家族に置いて行かれて一人きりになった少女に同情を寄せたのはフィロだけではなかったのだ、と。


「アサレラでいい。そうだな……フィロとはコーデリアの南西の、魔物に滅ぼされた村で偶然出会ったんだ。おれはドナウへ向かう途中で、フィロは父親……ロモロさんを探してるところだったから、ひとまず一緒に行動することになったんだ。それで、まあ……いろいろあって、魔王討伐のために一緒に旅することになったんだけど」


「ふーん、そうなんだ」


頷いたリューディアが、身を乗り出してフィロを見る。


「フィロ……は、親父さんと再会できたんだよな。あたしもさ、兄貴と母ちゃんにまた会えるかな?」


アサレラは固唾を呑んでフィロを見守った。

パレルモでリューディアと初めて出会ったときのことを思い返せば、フィロがなにを言い出すのか、気が気でない。

だが。


「ローゼンハイムは滅びた。…………だが……魔王の襲撃から逃れていれば、生きているかもな」


存外やわらかな声でリューディアに応えたフィロを、アサレラはまじまじと見つめてしまう。

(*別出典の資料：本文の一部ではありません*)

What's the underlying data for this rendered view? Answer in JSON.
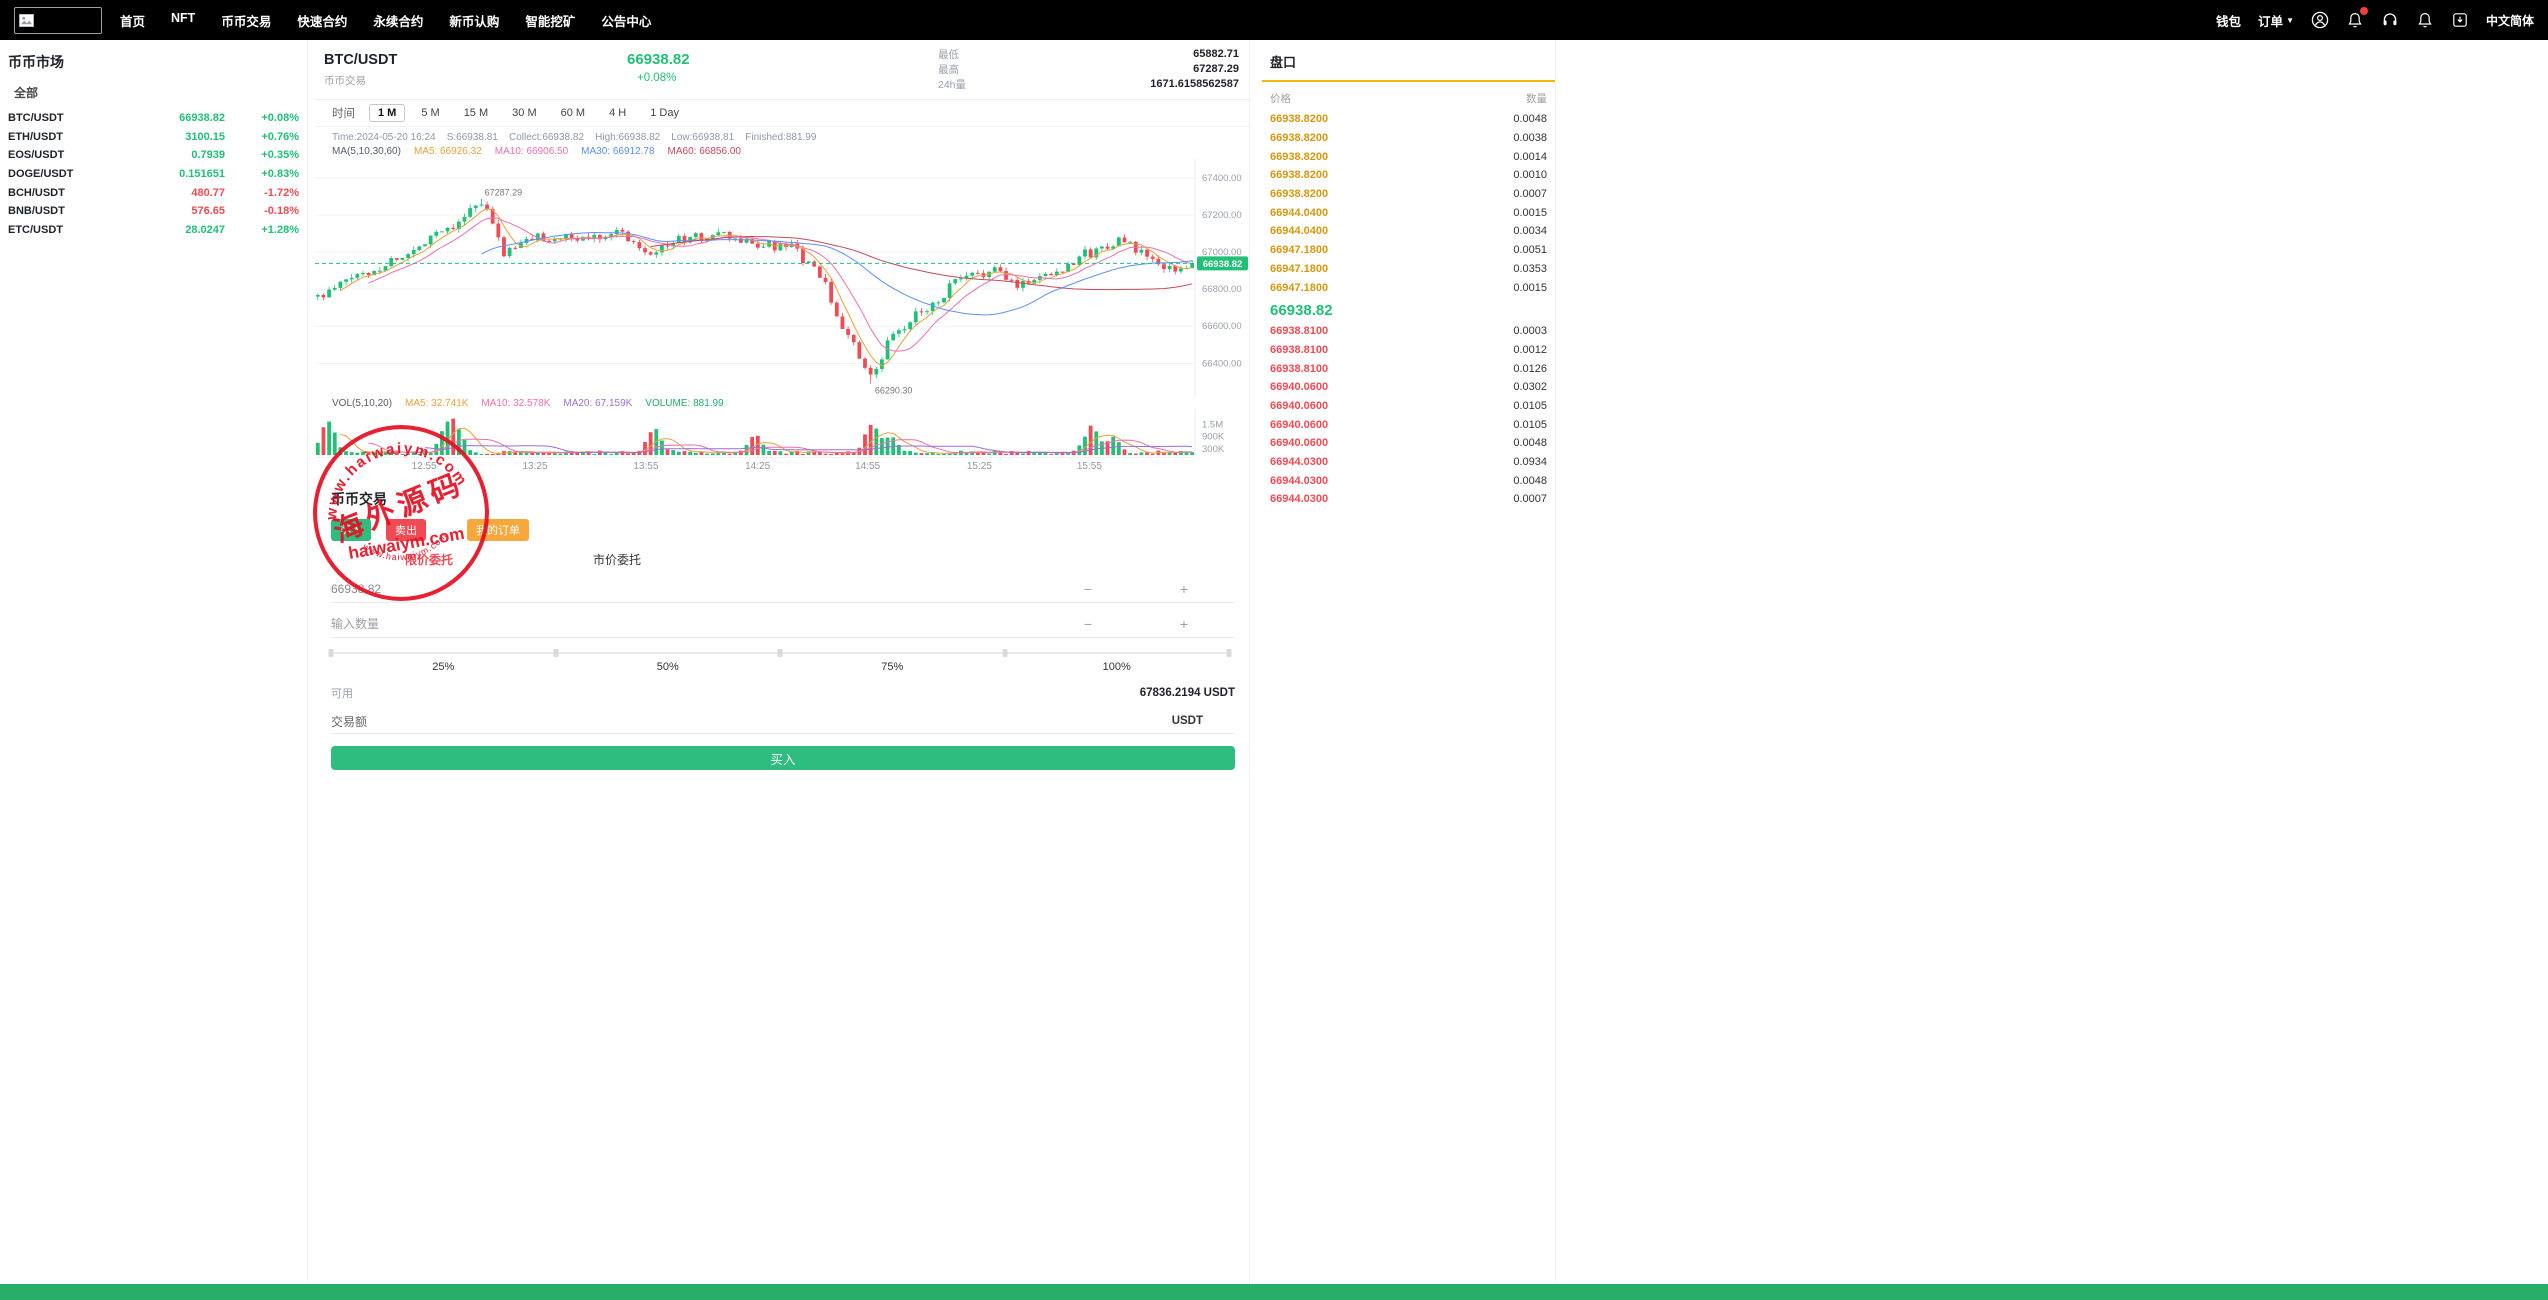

アサレラの視線に気づいたのか、フィロはふいっと顔を背けた。


「……オレは可能性の話をしただけだ」


立ち上がった勢いでフィロは大通りのほうへすたすたと引き返す。長い髪に覆われた背中が遠ざかっていく。


「フィロ、どこ行くんだよ? 宿はそっちじゃねえぞ?」


それを追ってリューディアが駆け出す。フィロは立ち止まる素振りを見せない。

なぜフィロが急に立ち去ったのか、答えはすぐに出た。


「素直じゃない奴だな……」


ようやくアサレラも立ち上がって、二人の背を追いかけた。